Procédure devant la Cour :
Par une requête et un mémoire, enregistrés le 21 mai 2024 et le 9 octobre 2024, M. A, représenté par Me Trugnan Battikh, demande à la cour :
1°) d’annuler ce jugement ;
2°) d’annuler cet arrêté ;
3°) d’enjoindre au préfet du Val-d’Oise de lui délivrer un titre de séjour, dans le délai d’un mois à compter de la décision à intervenir, sous astreinte de 100 euros par jour de retard, ou à défaut, de réexaminer sa situation, dans les mêmes conditions de délai et d’astreinte ;
4°) de mettre à la charge de l’Etat la somme de 1 500 euros sur le fondement de l’article L. 761-1 du code de justice administrative.
Il soutient que :
— le jugement attaqué est insuffisamment motivé ;
— il est entaché d’un défaut d’examen de sa situation personnelle ;
— il est entaché d’une erreur de fait ;
— l’arrêté attaqué méconnaît les dispositions de l’article L. 425-9 du code de l’entrée et du séjour des étrangers et du droit d’asile ;
— il méconnaît les dispositions de l’article R. 611-1 du code de l’entrée et du séjour des étrangers et du droit d’asile ;
— il est entaché d’un vice de procédure du fait de l’absence de saisine de l’OFII ;
— il méconnaît les dispositions de l’article L. 435-1 du code de l’entrée et du séjour des étrangers et du droit d’asile et est entaché d’une erreur manifeste d’appréciation ;
— il méconnaît les stipulations de l’article 8 de la convention européenne de sauvegarde des droits de l’homme et des libertés fondamentales et est entaché d’une erreur manifeste d’appréciation ;
— il méconnaît les stipulations de l’article 3-1 de la convention internationale des droits de l’enfant et est entaché d’une erreur manifeste d’appréciation.
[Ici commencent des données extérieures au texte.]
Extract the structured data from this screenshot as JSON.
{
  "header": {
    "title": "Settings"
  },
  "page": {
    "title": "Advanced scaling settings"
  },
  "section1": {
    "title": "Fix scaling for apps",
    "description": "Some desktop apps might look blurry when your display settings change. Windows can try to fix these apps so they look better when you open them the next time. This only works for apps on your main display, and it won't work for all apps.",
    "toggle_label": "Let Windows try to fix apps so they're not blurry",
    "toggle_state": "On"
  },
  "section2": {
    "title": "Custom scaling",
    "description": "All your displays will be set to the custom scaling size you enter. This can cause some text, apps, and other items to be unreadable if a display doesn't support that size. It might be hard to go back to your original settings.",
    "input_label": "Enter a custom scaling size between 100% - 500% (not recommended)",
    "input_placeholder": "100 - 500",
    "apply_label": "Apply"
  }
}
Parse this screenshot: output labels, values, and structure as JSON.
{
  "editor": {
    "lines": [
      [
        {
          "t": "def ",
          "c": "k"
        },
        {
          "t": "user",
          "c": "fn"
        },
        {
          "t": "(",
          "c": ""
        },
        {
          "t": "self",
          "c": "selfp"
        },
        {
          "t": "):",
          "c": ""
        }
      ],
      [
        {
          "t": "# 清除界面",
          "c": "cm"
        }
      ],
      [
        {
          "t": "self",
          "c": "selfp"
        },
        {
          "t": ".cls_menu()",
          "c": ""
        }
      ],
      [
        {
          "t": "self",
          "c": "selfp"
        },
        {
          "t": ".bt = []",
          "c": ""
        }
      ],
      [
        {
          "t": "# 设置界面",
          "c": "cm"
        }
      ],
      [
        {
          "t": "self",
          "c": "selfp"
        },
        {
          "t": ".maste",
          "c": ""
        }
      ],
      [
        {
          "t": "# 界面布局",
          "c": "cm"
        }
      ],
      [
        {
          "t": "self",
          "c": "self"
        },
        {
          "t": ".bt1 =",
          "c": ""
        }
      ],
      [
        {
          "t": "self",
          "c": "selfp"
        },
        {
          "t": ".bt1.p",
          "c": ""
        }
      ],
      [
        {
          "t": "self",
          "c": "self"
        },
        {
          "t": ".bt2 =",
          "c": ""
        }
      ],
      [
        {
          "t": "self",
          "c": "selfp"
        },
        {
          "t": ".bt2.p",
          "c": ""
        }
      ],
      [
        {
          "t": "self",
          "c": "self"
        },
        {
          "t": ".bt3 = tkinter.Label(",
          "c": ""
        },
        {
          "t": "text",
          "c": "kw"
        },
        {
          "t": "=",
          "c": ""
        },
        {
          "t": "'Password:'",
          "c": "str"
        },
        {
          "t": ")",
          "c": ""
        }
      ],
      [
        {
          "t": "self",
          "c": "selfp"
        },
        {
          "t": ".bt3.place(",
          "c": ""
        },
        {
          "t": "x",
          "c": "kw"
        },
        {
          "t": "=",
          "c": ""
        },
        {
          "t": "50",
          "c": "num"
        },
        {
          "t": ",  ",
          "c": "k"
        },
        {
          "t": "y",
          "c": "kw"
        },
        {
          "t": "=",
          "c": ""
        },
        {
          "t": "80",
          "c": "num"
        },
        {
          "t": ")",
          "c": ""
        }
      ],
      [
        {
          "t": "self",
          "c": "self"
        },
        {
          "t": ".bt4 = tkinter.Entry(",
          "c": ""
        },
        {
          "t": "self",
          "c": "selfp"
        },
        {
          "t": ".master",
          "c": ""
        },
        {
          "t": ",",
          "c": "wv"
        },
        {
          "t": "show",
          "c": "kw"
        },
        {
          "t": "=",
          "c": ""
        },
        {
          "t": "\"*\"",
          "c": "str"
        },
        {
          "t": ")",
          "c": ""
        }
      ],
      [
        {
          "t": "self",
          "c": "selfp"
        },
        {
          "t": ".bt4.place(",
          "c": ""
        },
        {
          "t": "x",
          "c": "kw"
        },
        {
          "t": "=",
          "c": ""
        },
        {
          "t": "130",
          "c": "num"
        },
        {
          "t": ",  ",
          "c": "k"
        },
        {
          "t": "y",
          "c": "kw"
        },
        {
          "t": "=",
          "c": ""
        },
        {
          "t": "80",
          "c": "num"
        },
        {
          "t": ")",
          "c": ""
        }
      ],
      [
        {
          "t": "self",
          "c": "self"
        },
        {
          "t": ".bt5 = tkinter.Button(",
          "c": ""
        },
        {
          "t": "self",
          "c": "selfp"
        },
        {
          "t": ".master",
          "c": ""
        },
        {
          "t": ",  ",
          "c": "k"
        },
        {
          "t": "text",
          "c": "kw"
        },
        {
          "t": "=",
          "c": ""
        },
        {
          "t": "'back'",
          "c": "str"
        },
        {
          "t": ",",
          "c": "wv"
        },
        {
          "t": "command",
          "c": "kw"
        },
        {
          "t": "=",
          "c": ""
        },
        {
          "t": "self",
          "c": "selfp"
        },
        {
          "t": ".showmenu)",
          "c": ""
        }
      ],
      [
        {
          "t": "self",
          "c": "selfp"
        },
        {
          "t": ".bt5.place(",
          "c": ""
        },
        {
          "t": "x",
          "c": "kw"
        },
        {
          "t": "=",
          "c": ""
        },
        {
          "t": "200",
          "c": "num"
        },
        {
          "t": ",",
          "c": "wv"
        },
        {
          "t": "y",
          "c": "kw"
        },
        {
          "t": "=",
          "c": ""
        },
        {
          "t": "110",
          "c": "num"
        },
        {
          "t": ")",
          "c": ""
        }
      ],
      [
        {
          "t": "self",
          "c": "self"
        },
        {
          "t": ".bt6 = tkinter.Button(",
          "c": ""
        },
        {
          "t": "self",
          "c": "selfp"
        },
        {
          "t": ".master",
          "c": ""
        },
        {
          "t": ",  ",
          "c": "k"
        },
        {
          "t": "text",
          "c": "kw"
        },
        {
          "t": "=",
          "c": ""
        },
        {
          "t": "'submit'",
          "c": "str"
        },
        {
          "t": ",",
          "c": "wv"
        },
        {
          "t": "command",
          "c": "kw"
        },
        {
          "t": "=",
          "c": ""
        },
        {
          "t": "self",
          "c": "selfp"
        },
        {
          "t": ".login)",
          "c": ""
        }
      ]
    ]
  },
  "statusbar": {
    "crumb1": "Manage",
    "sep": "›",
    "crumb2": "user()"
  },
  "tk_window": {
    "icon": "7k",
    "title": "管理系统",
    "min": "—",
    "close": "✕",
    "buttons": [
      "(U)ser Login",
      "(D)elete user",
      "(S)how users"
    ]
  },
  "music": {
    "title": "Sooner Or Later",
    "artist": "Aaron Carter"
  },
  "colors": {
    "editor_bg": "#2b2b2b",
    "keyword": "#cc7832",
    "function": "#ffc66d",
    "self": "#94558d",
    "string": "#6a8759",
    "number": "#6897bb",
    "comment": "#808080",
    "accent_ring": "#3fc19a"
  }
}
La requête a été communiquée au préfet du Val-d’Oise qui n’a pas présenté d’observations.
M. A a été admis au bénéfice de l’aide juridictionnelle totale par décision du 2 avril 2024.
Vu les autres pièces du dossier.
Vu :
— la convention européenne de sauvegarde des droits de l’homme et des libertés fondamentales ;
— la convention internationale des droits de l’enfant ;
— le code de l’entrée et du séjour des étrangers et du droit d’asile ;
— le code de justice administrative.
Par une décision en date du 2 septembre 2024, la présidente de la cour administrative d’appel de Versailles, a désigné M. Camenen, président assesseur de la 5ème chambre, pour statuer par ordonnance en application de l’article R. 222-1 du code de justice administrative.
Considérant ce qui suit :
1. Aux termes de l’article R. 222-1 du code de justice administrative : « () les autres magistrats ayant le grade de président désignés à cet effet par le président de la cour peuvent (), par ordonnance, rejeter () après l’expiration du délai de recours ou, lorsqu’un mémoire complémentaire a été annoncé, après la production de ce mémoire les requêtes d’appel manifestement dépourvues de fondement () ».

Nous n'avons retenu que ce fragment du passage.